Disadvantages of topical therapy

Topical therapy is not without its hazards. Although the direct toxic effects of drugs given systemically are reduced, exposed tissues and mucous membranes offer a fairly efficient site for drug absorption. For example, aminoglycoside ototoxicity has been reported following local application of neomycin, especially in the newborn. A more frequently observed effect is sensitization to the agent so that subsequent use of the drug, either topically or parenterally, produces a hypersensitivity reaction. Penicillin, in particular, is prone to sensitize the host and because of possible anaphylactic reactions it is not advisable to use any β-lactam antibiotic on the skin. A further hazard of topical therapy is that local irritation may lead to a delay in wound healing, even though the actual infection is controlled.

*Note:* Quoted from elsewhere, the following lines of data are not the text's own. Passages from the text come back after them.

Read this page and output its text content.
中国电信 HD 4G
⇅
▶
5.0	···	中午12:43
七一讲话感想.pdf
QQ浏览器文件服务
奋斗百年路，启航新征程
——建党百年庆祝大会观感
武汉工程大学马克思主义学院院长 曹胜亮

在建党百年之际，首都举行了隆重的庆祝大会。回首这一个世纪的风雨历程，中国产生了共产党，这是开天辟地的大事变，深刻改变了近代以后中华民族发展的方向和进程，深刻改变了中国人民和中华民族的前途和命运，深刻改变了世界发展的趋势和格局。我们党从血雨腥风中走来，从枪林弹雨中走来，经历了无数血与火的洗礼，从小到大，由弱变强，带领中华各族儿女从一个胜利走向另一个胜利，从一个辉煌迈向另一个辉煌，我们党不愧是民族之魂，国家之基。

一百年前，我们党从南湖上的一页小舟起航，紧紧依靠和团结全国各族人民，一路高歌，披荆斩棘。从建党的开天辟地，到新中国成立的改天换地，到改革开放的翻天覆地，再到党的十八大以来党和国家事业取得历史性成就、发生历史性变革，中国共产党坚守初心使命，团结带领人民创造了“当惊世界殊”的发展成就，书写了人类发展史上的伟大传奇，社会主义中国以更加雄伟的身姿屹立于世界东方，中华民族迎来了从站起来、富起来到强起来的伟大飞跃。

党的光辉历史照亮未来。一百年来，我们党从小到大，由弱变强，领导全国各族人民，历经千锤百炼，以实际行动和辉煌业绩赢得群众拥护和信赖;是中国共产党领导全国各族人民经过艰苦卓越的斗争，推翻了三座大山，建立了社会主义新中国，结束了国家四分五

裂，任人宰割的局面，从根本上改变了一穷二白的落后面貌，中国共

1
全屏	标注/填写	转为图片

Superinfection with resistant bacteria or with fungi is a common consequence of using any topical antibiotic for a prolonged period. Widespread use of one particular agent will lead to a larger reservoir of resistant organisms and the possibility of cross-infection. This is particularly likely to occur in burns units and dermatology wards, where there are many patients with large open skin lesions. Prevention of infection and cross-infection by aseptic methods is desirable, but often difficult in practice.

Of equal concern is the development of bacterial resistance during therapy. It has been shown that topical neomycin can select resistantStaphylococcus epidermidis strains, which can transfer resistance to Staph. aureus on the skin. The emergence of gentamicin-resistant Ps. aeruginosa and coliforms has been associated with topical use of that aminoglycoside, particularly on leg ulcers. In some instances the resistance is plasmid mediated. In this manner, topical agents select multiresistant organisms, which may subsequently cause systemic infection in the patient or, by cross-infection, others.


Tetracycline eye drops select for tetracycline resistant bacteria in the mouth flora when used for mass population treatment of trachoma. The explanation is likely to be that medications administered to the eye can readily reach the nasopharynx via the naso-lachrymal duct. Selection of resistant bacteria is the most powerful argument against the indiscriminate use of topical antibiotics, and since antiseptics lack this disadvantage they are to be preferred wherever possible.